Friday, September 20, 2013


This post is a quick one, but, I think, a useful one. In my reading, I've encountered references to different watches aboard a ship. After a little research, I've summarized the system of timekeeping for ships so that it can be used in nautically themed campaigns.


It's a tried-and-true element of Dungeons & Dragons adventures: setting watches while the party is resting. In a Skull & Bones game, however, it's more than just good practice; it's the long-established custom of the sea.
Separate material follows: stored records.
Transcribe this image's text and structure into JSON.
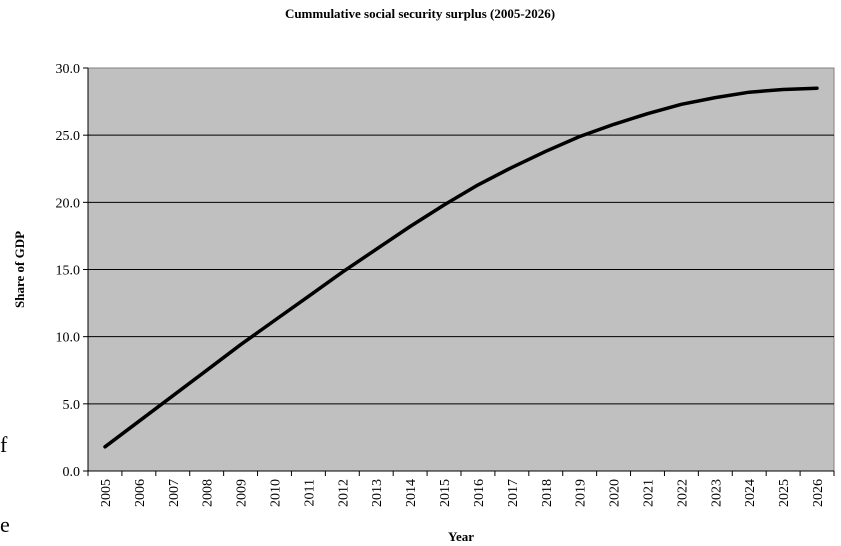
{
  "chart_data": {
    "type": "line",
    "title": "Cummulative social security surplus (2005-2026)",
    "xlabel": "Year",
    "ylabel": "Share of GDP",
    "categories": [
      "2005",
      "2006",
      "2007",
      "2008",
      "2009",
      "2010",
      "2011",
      "2012",
      "2013",
      "2014",
      "2015",
      "2016",
      "2017",
      "2018",
      "2019",
      "2020",
      "2021",
      "2022",
      "2023",
      "2024",
      "2025",
      "2026"
    ],
    "series": [
      {
        "values": [
          1.8,
          3.7,
          5.6,
          7.5,
          9.4,
          11.2,
          13.0,
          14.8,
          16.5,
          18.2,
          19.8,
          21.3,
          22.6,
          23.8,
          24.9,
          25.8,
          26.6,
          27.3,
          27.8,
          28.2,
          28.4,
          28.5
        ],
        "color": "#000000"
      }
    ],
    "ylim": [
      0,
      30
    ],
    "yticks": [
      "0.0",
      "5.0",
      "10.0",
      "15.0",
      "20.0",
      "25.0",
      "30.0"
    ],
    "grid": true,
    "plot_background": "#c0c0c0"
  },
  "stray_text": {
    "left_f": "f",
    "left_e": "e"
  }
}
Using this system can help to provide a sense of realism in a campaign, and it also divides time at sea nicely into six segments for the purpose of determining encounters. (Note that the following time references use the twenty-four clock.)

Watches and Times
20:00 - 0:00 / First Watch
0:00 - 4:00 / Middle Watch
4:00 - 8:00 / Morning Watch
8:00 - 12:00 / Forenoon Watch
12:00 - 16:00 / Afternoon Watch
16:00 - 20:00 / Dog Watch

The dog watch is divided into two separate segments of two hours each, the first and last dog watches. In this way, the time periods in which different groups are on watch vary from day to day. Depending on the size of a ship's crew, there could be two groups or three. Naturally, having three watch groups means more time to rest for everyone involved.

In this way, the ship's traditional organizational scheme also provides the GM with a natural arrangment for determining random encounters. For example, there might be a 1-in-6 chance of an encounter during any watch, and so the GM rolls 1d6, with something happening for each result of a 1. Should an encounter be indicated during the dog watch, there's a 50% chance of it being during the first or last part of it, respectively. As always, the PC's should decide who is awake for each watch. Additionally, if the GM is using the system for tracking crew members as detailed in the article "A Motley Crew," specific NPC's could also be assigned to serve with the PC's.

Time is kept with a thirty-minute glass; therefore, every watch consists of eight glasses. Since the ship's bell is rung after each such half hour, time can be noted as the Nth bell during a given watch. For example, half an hour before midnight is the seventh bell of the first watch.